Kadına, toplumsal cinsiyet ilişkileri açısından hep sabreden, tamamlayıcı, hizmet etmesi gereken vb. işlevler yüklenir. Üstelik kadın ve erkek ilişkisinin doğal biçiminin bu olduğuna inandırılır ve bunun karşısında da erkeğe egemen bir rol biçilir. Erkeğin bu üstün cins imgesini nasıl ve neden kazandığını tam olarak anlamak istiyorsak, tarihsel süreçlere bir yolculuğa çıkmamız gerekir. Çünkü bunun doğal bir süreç olmadığını biliyoruz. İşte bu yüzdendir ki toplumun en önemli tarihsel çelişkilerinden biri olan cinsiyetçiliği tanımlayabilmek, tarihsel gelişim seyrini kadın bakış açısıyla çok yönlü değerlendirerek güncellik içerisinde yeniden ele alıp çözümleyebilmek özgürlük, eşitlik arayışçıları açısından çok önemlidir. Çünkü hiçbir güç kendi tarihsel ve toplumsal geçmişini bilmeden kalıcı çözümler geliştiremez. Kaldı ki kadına dair, kadın adına yazılanlar ne kadar kadın rengi ile yazıldığı da tartışma götürür. Bu açıdan insanlığın en eski ve en köklü tarihsel çelişkisi olan cinsiyetçiliğin nasıl ortaya çıkıp geliştiğini, toplumların biçimlenmesinde temel rolü nasıl oynadığını ve bunun giderek nasıl toplumsal bir çürümeye yol açtığını irdelememiz gerekmekte. Günümüz itibariyle toplumsallığın yaratıcısı olarak kadın ve tanrıça kültünden çok az söz edildiğini duyarız. Zira toplumdan dışlanmanın ilk yolu tarihten de dışlamak ve yok saymaktır. Bilim insanları, tarihçiler kadınların bu özelliklerinden bahsetme gereği duymazlar. Sosyal bilimlerin eril nesnelliği ideolojik bir işlev yüklenerek ataerkil tarihçiliği dolayısıyla kahramanları, devletleri ve savaşları yazmışlardır.
Toplumsallaşmanın ilk gelişim sürecinde yani doğal toplumda ‘cinsiyetçiliğin’ olmadığını bugün var olan birçok veride görebilmekteyiz. Doğal toplum, ana tanrıça kültürüyle şekillenmiştir. Ana tanrıça yeteneğiyle, öncülüğü ve yaratıcılığıyla toplumsal bir kimlik kazanmaktaydı. Kadının yaratımı olan toplum, demokratik toplum anlayışı, eşitlik, özgürlük, paylaşım, gönüllü katılım ve yaratıcılık temelinde gelişmekteydi.
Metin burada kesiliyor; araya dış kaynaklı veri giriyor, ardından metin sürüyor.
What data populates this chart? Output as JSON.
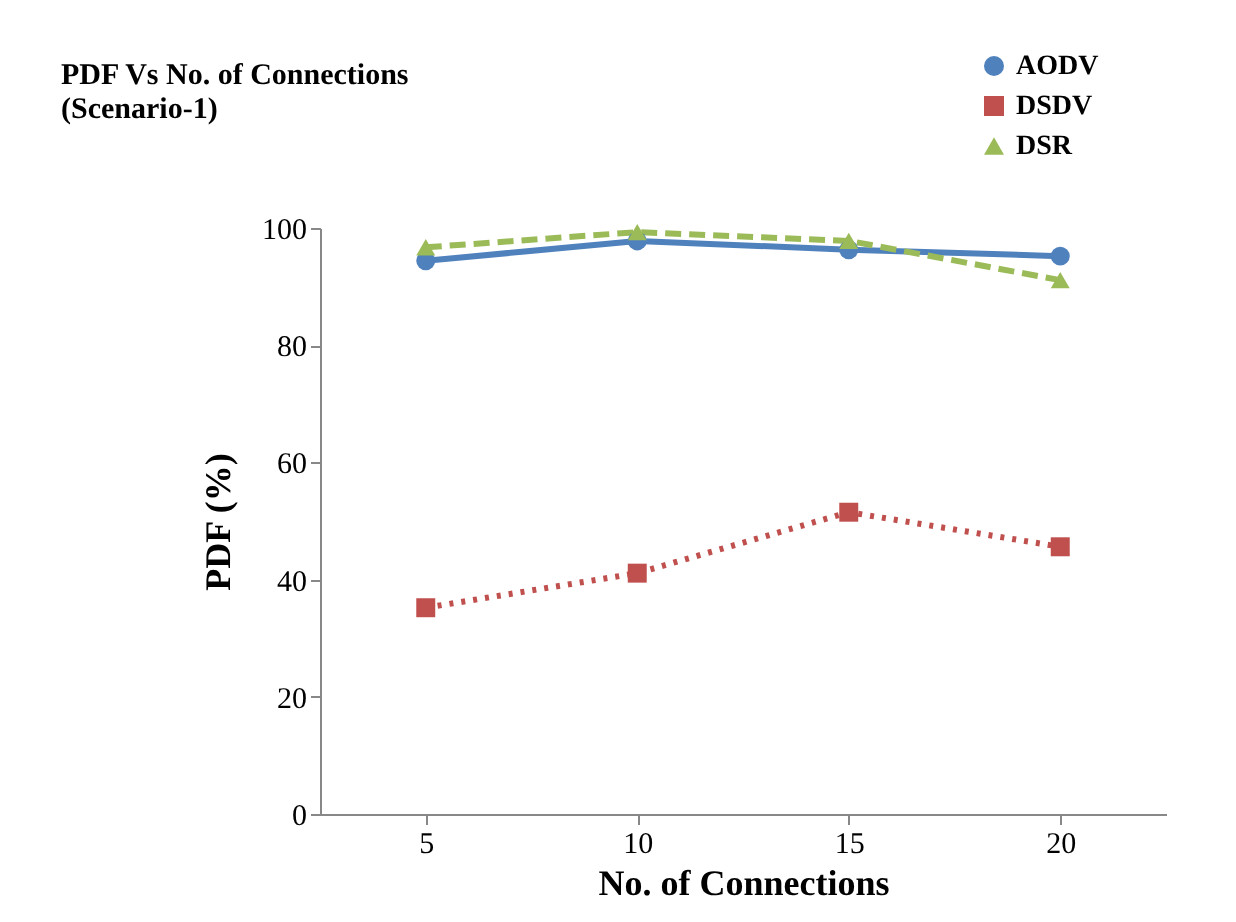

Birey, doğal toplum kimliğiyle kendini tanımlamakta, üretime, yaşama katıldıkça toplumun bir tamamlayanı, öznesi olabilmekteydi. İşbölümüne dayalı toplumda herkes gücüne, yeteneğine ve yaşına göre kendi rengiyle katılımı toplumun komünalitesini de açığa çıkarmaktaydı.
Ana kadın etrafında büyüttüğü çocuklarla evcil düzen yaratıyor. Bunda ürün yetiştirme ve hayvan besleme önemli bir rol oynuyor ve bu tarihi bir adımdır. Küçük kulübelerin köyleşmesi M.Ö 11.000 yılında gerçekleşiyor. Evcil ana kültürün gelişimini o dönemin heykellerinde, dil yapısının da kadın örnekleriyle dolu olduğunu görüyoruz.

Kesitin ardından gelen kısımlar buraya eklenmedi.